A new report ‘EnergyPulse Insights’ published on 4 October by RenewableUK and compiled by its own analysts indicates that the total pipeline of floating offshore wind projects has grown significantly in the last 12 months in terms of capacity from 185 GW a year ago to 244 GW now – a 32% increase.

The number of projects has increased globally during that time from 230 to 285. The findings include projects at any stage – fully operational, under construction, approved, in the planning system awaiting a decision or at an early stage of development.

To date, 227 MW of floating wind capacity is fully operational across 14 projects in 7 countries.

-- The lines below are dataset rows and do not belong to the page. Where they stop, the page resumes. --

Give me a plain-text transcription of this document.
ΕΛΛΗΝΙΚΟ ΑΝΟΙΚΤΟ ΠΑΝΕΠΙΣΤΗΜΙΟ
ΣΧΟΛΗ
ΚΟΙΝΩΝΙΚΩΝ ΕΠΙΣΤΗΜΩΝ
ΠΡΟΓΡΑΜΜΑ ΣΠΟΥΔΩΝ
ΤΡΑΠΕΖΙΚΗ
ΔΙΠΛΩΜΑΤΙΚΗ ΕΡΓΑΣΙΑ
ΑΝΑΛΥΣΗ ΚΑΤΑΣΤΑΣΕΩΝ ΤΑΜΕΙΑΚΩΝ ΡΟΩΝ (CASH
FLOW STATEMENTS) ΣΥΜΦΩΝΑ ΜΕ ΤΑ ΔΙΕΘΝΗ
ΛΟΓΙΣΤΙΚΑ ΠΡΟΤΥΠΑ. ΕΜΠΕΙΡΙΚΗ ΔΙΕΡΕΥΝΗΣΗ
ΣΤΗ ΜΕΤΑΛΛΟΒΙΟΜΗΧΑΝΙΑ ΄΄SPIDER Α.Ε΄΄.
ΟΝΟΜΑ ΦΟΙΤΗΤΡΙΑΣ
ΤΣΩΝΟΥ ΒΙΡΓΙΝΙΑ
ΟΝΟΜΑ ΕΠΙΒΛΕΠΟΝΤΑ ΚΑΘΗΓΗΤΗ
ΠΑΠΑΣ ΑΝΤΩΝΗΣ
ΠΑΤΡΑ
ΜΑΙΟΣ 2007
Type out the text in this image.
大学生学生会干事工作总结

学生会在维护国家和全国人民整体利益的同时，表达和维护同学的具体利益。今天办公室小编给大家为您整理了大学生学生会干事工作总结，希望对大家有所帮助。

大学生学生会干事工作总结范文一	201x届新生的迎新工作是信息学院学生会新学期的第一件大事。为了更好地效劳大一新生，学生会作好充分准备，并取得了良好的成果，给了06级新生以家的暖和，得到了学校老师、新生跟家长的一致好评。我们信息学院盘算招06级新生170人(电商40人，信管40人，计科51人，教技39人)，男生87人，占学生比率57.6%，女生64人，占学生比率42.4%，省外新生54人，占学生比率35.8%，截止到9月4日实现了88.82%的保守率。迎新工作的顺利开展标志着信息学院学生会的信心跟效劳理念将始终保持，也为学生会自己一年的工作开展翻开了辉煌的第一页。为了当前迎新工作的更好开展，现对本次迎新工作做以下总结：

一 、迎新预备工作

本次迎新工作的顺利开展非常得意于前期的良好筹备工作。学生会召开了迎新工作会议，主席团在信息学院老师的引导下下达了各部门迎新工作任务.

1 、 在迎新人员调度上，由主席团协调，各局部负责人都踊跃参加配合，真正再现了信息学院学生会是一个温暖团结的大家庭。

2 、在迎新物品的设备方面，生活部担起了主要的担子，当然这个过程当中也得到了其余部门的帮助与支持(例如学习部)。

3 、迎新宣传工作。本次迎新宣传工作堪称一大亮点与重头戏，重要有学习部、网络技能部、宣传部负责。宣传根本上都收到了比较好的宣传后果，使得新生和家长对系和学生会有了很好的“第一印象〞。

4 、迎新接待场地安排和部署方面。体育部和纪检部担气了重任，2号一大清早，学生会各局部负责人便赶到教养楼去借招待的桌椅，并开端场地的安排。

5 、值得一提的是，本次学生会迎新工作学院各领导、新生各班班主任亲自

Norway has the most with 94 MW across 3 projects, the UK is second with 80 MW (2 projects), Portugal has 25 MW (1 project) and China is fourth with 19 MW across 3 projects. Japan has 5 MW (2 projects), Spain 2.225 MW (2 projects) and France 2 MW (1 project). 

Globally, 46 MW are under construction (3 projects), 576 MW are consented or in the pre-construction phase (11 projects), 68 GW are in the planning system or have a lease agreement (80 projects), and 175 GW are in early development or applying for a lease (177 projects).

Nearly two-thirds of floating wind capacity announced so far worldwide is being developed in European waters (160 GW), 14% of it in the UK – 35 GW, of which 29 GW is in Scottish waters. Outside Europe, projects are being developed mainly off the west coast of the USA, the southeast coast of Australia and South Korea.   

Although Italy has the largest project pipeline (40 071MW), nearly all its 47 projects are at an early stage of development, with only one (90 MW) submitted into the planning system so far.

The report also shows that demand for floating foundations is expected to ramp up fast, with the potential for 472 in the UK by the end of 2032. There could be 1369 floating foundations in Europe and 1924 for projects globally by the end of 2032.